Another of our main roles was the rapid intubation team, which was essentially bread and butter work for us. It was more difficult in PPE, and the numbers on the monitors were much worse that we would usually see, but it’s a task we knew inside and out. One thing that affected everyone was the amount of death, and there really is no other way to describe it. We would intubate someone, and quite often, they would have died within a matter of days. Sometimes they arrested at induction, and we never got them back. This is something we weren’t used to, as most intubations we did previously was for surgery, and very few patients died in theatres. It was hard to keep going day after day, intubating people, and they not be there the day after.
How the critical care staff coped with this is nothing short of miraculous. I’m guessing many of them didn’t. I cried, on more than one occasion, quietly, and mostly alone. It hadn’t gone unnoticed at home, especially as we are an NHS household, both redeployed to critical care in our respective professions. We kept each other going, even though we were getting like ships in the night. It was always a beautiful sight to see the person you love after a tough shift. I will always be thankful for that. As the situation improved over the weeks, we started to see more people being stepped down from critical care and that gave hope to everyone involved. We felt a corner may have been turned, we were intubating fewer people daily, and it wasn’t quite the manic scrum we saw at the height of infection. We were able to take stock of what we had done, reflect on it, and feedback to everyone what we had achieved. I had made many new friends, and some very valuable links with others, one in particular was the critical care matron.
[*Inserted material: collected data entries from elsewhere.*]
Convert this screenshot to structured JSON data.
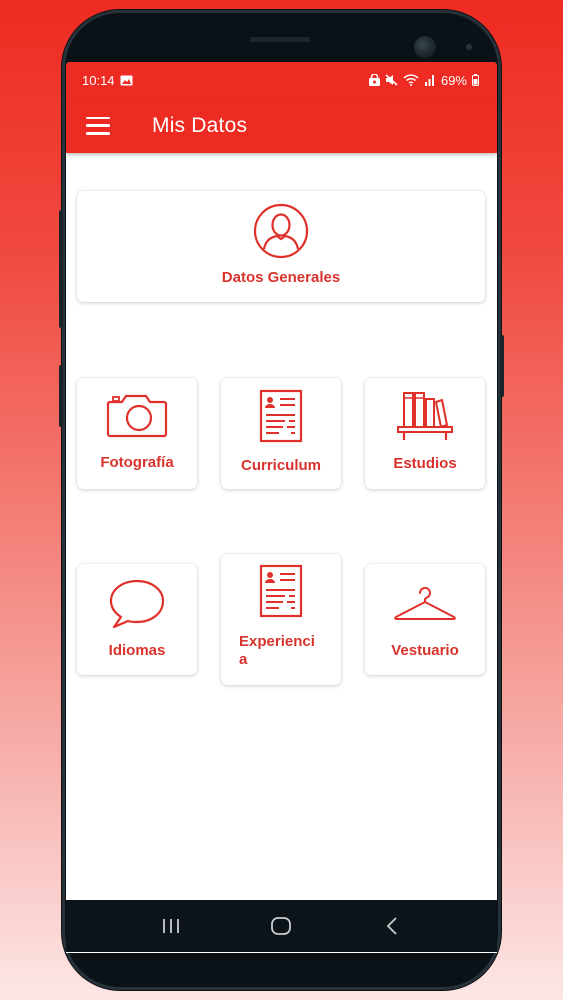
{
  "status_bar": {
    "time": "10:14",
    "battery": "69%",
    "icons": [
      "image-icon",
      "vpn-icon",
      "mute-icon",
      "wifi-icon",
      "signal-icon",
      "battery-icon"
    ]
  },
  "app_bar": {
    "title": "Mis Datos",
    "menu_icon": "hamburger-menu-icon"
  },
  "cards": {
    "datos_generales": {
      "label": "Datos Generales",
      "icon": "person-icon"
    },
    "fotografia": {
      "label": "Fotografía",
      "icon": "camera-icon"
    },
    "curriculum": {
      "label": "Curriculum",
      "icon": "resume-icon"
    },
    "estudios": {
      "label": "Estudios",
      "icon": "books-icon"
    },
    "idiomas": {
      "label": "Idiomas",
      "icon": "speech-bubble-icon"
    },
    "experiencia": {
      "label_line1": "Experienci",
      "label_line2": "a",
      "icon": "resume-icon"
    },
    "vestuario": {
      "label": "Vestuario",
      "icon": "hanger-icon"
    }
  },
  "nav_bar": {
    "buttons": [
      "recents-button",
      "home-button",
      "back-button"
    ]
  },
  "colors": {
    "primary": "#ee2b22",
    "accent_text": "#d8332c",
    "icon": "#e0302a"
  }
}
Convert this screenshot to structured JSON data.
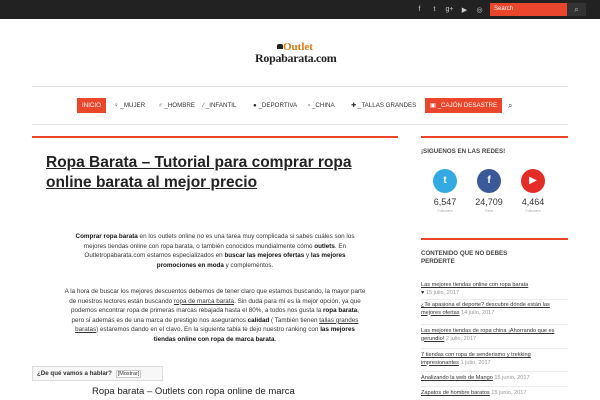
{
  "topbar": {
    "social_icons": [
      "facebook-icon",
      "twitter-icon",
      "google-plus-icon",
      "youtube-icon",
      "instagram-icon"
    ],
    "search_placeholder": "Search",
    "colors": {
      "bar": "#222222",
      "search": "#e9462b"
    }
  },
  "logo": {
    "line1": "Outlet",
    "line2": "Ropabarata.com"
  },
  "nav": {
    "items": [
      "INICIO",
      "_MUJER",
      "_HOMBRE",
      "_INFANTIL",
      "_DEPORTIVA",
      "_CHINA",
      "_TALLAS GRANDES",
      "_CAJÓN DESASTRE"
    ],
    "active": "INICIO"
  },
  "article": {
    "title": "Ropa Barata – Tutorial para comprar ropa online barata al mejor precio",
    "toc_label": "¿De qué vamos a hablar?",
    "toc_toggle": "[Mostrar]",
    "subheading": "Ropa barata –  Outlets con ropa online de marca"
  },
  "sidebar": {
    "social_heading": "¡SIGUENOS EN LAS REDES!",
    "social": [
      {
        "icon": "twitter-icon",
        "count": "6,547",
        "label": "Followers",
        "color": "#33aae1"
      },
      {
        "icon": "facebook-icon",
        "count": "24,709",
        "label": "Fans",
        "color": "#3b5998"
      },
      {
        "icon": "youtube-icon",
        "count": "4,464",
        "label": "Followers",
        "color": "#e52d27"
      }
    ],
    "posts_heading_1": "CONTENIDO QUE NO DEBES",
    "posts_heading_2": "PERDERTE",
    "posts": [
      {
        "title": "Las mejores tiendas online con ropa barata",
        "heart": "♥",
        "date": "15 julio, 2017"
      },
      {
        "title": "¿Te apasiona el deporte? descubre dónde están las mejores ofertas",
        "date": "14 julio, 2017"
      },
      {
        "title": "Las mejores tiendas de ropa china ¡Ahorrando que es gerundio!",
        "date": "2 julio, 2017"
      },
      {
        "title": "7 tiendas con ropa de senderismo y trekking impresionantes",
        "date": "1 julio, 2017"
      },
      {
        "title": "Analizando la web de Mango",
        "date": "15 junio, 2017"
      },
      {
        "title": "Zapatos de hombre baratos",
        "date": "15 junio, 2017"
      }
    ]
  }
}
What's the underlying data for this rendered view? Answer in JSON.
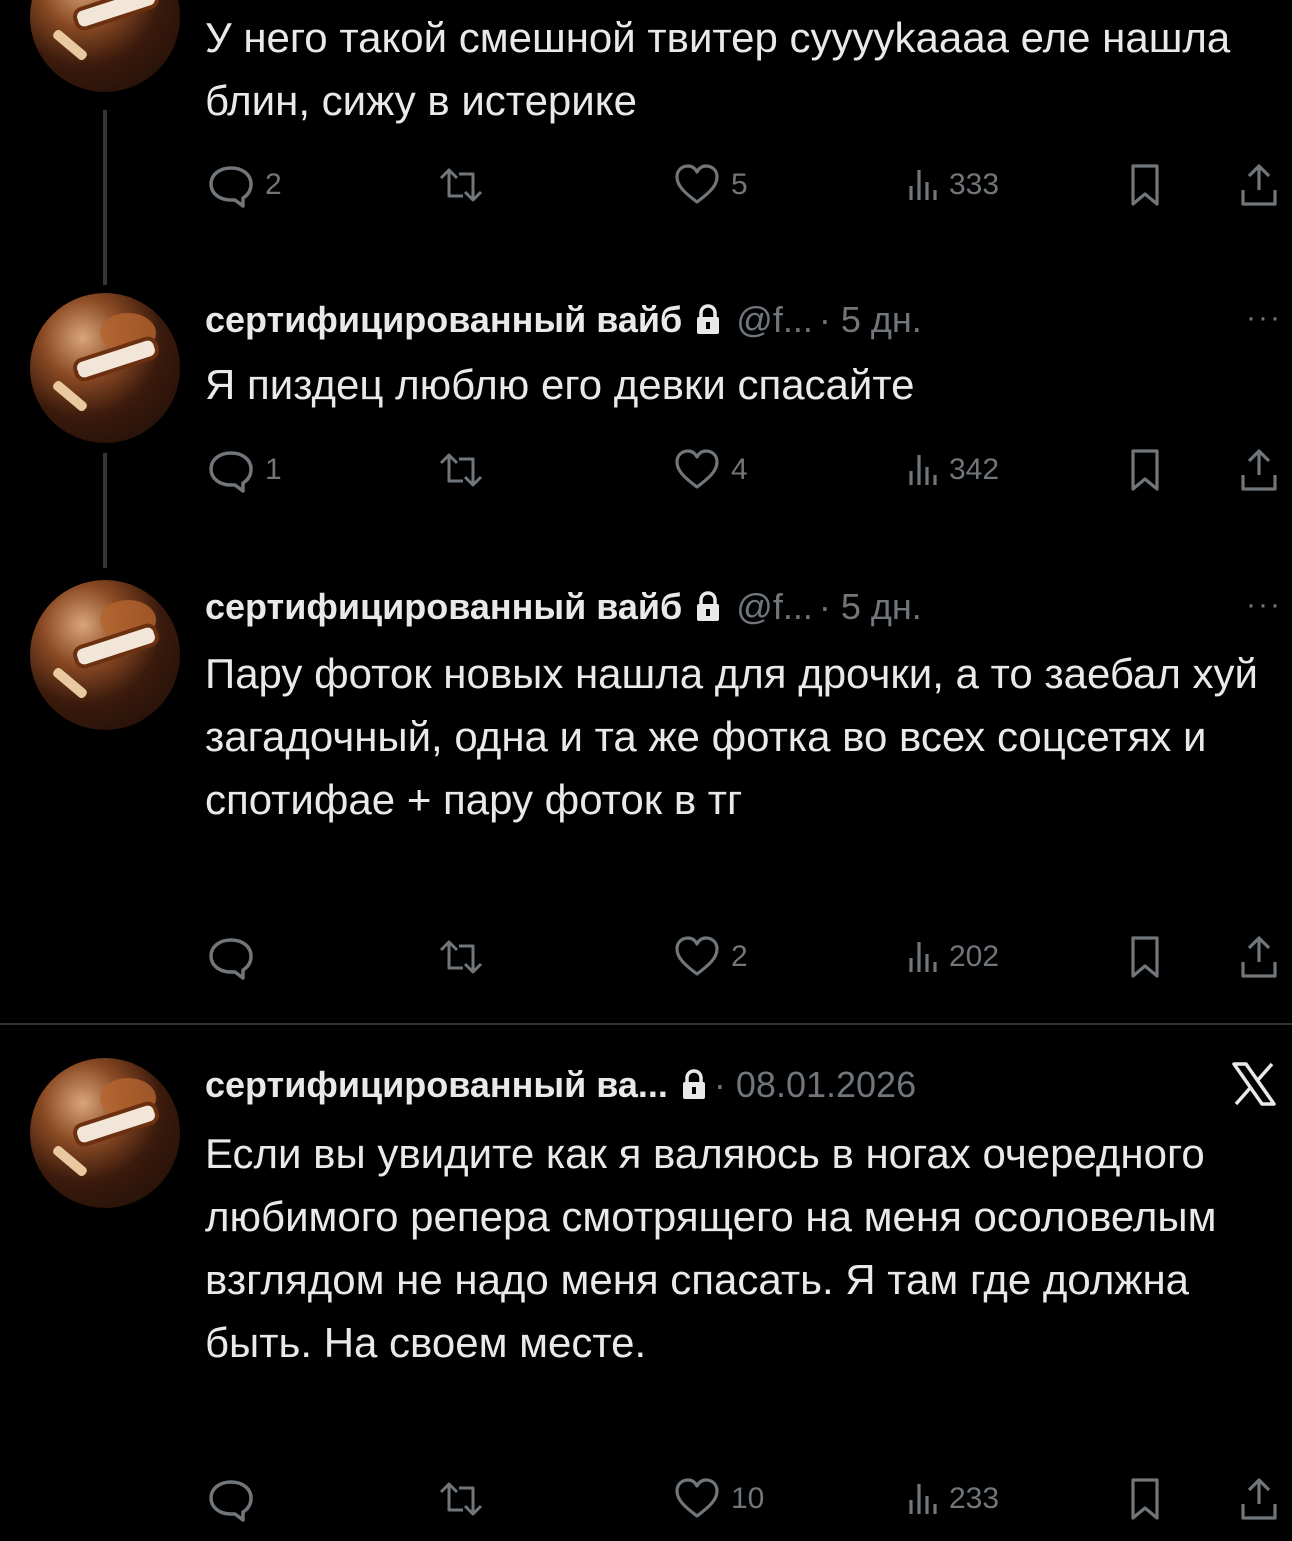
{
  "colors": {
    "background": "#000000",
    "text": "#e7e9ea",
    "muted": "#71767b",
    "divider": "#2f3336"
  },
  "tweets": [
    {
      "name": "",
      "handle": "",
      "time": "",
      "text": "У него такой смешной твитер сууууkаааа еле нашла блин, сижу в истерике",
      "replies": "2",
      "retweets": "",
      "likes": "5",
      "views": "333"
    },
    {
      "name": "сертифицированный вайб",
      "handle": "@f...",
      "time": "· 5 дн.",
      "text": "Я пиздец люблю его девки спасайте",
      "replies": "1",
      "retweets": "",
      "likes": "4",
      "views": "342"
    },
    {
      "name": "сертифицированный вайб",
      "handle": "@f...",
      "time": "· 5 дн.",
      "text": "Пару фоток новых нашла для дрочки, а то заебал хуй загадочный, одна и та же фотка во всех соцсетях и спотифае + пару фоток в тг",
      "replies": "",
      "retweets": "",
      "likes": "2",
      "views": "202"
    },
    {
      "name": "сертифицированный ва...",
      "handle": "",
      "time": "· 08.01.2026",
      "text": "Если вы увидите как я валяюсь в ногах очередного любимого репера смотрящего на меня осоловелым взглядом не надо меня спасать. Я там где должна быть. На своем месте.",
      "replies": "",
      "retweets": "",
      "likes": "10",
      "views": "233"
    }
  ],
  "icons": {
    "reply": "reply-icon",
    "retweet": "retweet-icon",
    "like": "heart-icon",
    "views": "views-icon",
    "bookmark": "bookmark-icon",
    "share": "share-icon",
    "lock": "lock-icon",
    "more": "more-icon",
    "x_logo": "x-logo-icon"
  },
  "more_label": "···"
}
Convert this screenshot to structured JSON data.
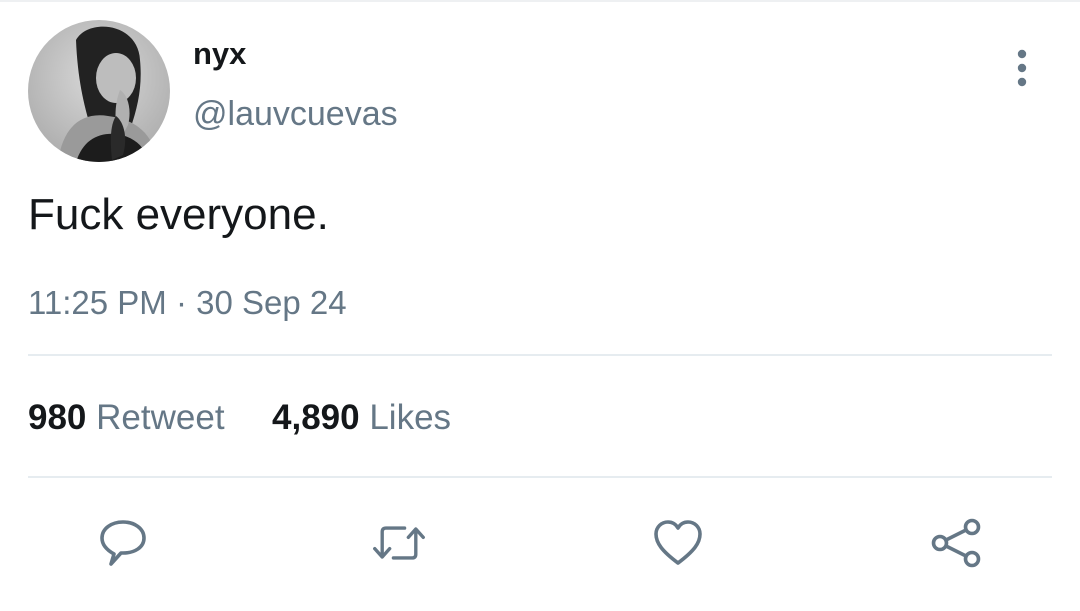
{
  "tweet": {
    "author": {
      "display_name": "nyx",
      "handle": "@lauvcuevas",
      "avatar_icon": "profile-photo"
    },
    "text": "Fuck everyone.",
    "timestamp": "11:25 PM · 30 Sep 24",
    "stats": {
      "retweets_count": "980",
      "retweets_label": "Retweet",
      "likes_count": "4,890",
      "likes_label": "Likes"
    },
    "actions": {
      "reply_icon": "speech-bubble-icon",
      "retweet_icon": "retweet-arrows-icon",
      "like_icon": "heart-icon",
      "share_icon": "share-nodes-icon"
    },
    "more_icon": "vertical-ellipsis-icon"
  },
  "colors": {
    "text_primary": "#14171a",
    "text_secondary": "#657786",
    "divider": "#e6ecf0",
    "background": "#ffffff"
  }
}
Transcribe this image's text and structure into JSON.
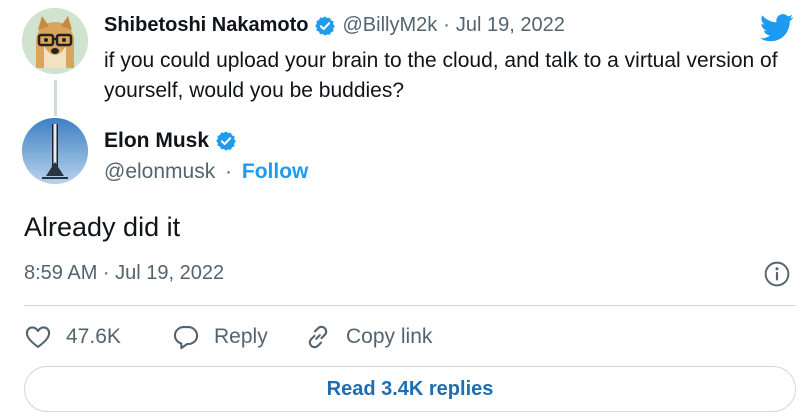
{
  "colors": {
    "accent": "#1d9bf0",
    "text": "#0f1419",
    "muted": "#536471",
    "border": "#cfd9de",
    "read_replies": "#1b6eb3"
  },
  "parent_tweet": {
    "name": "Shibetoshi Nakamoto",
    "handle": "@BillyM2k",
    "separator": "·",
    "date": "Jul 19, 2022",
    "text": "if you could upload your brain to the cloud, and talk to a virtual version of yourself, would you be buddies?",
    "avatar_icon": "doge-avatar",
    "verified_icon": "verified-badge-icon"
  },
  "main_tweet": {
    "name": "Elon Musk",
    "handle": "@elonmusk",
    "separator": "·",
    "follow_label": "Follow",
    "text": "Already did it",
    "timestamp": "8:59 AM · Jul 19, 2022",
    "avatar_icon": "rocket-avatar",
    "verified_icon": "verified-badge-icon"
  },
  "actions": {
    "likes": "47.6K",
    "reply_label": "Reply",
    "copy_label": "Copy link"
  },
  "read_replies_label": "Read 3.4K replies",
  "icons": [
    "twitter-bird-icon",
    "info-icon",
    "heart-icon",
    "reply-bubble-icon",
    "link-icon"
  ]
}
We had many discussions about how this was playing out, how we could never go back to what it was like before, and how we had been invaluable in our role. “We couldn’t have done this without you all” And so to the future, what will it hold, who knows. I hope that professionally, avenues for roles within critical care open up for ODPs. I hope we grow as one big team, so we don’t have to rapidly upskill if or when this happens again. I hope people will understand their achievements over the past few months. Most importantly, I hope everyone rests. Personally, I hope I never take the NHS, life, or the importance of family for granted. Ever.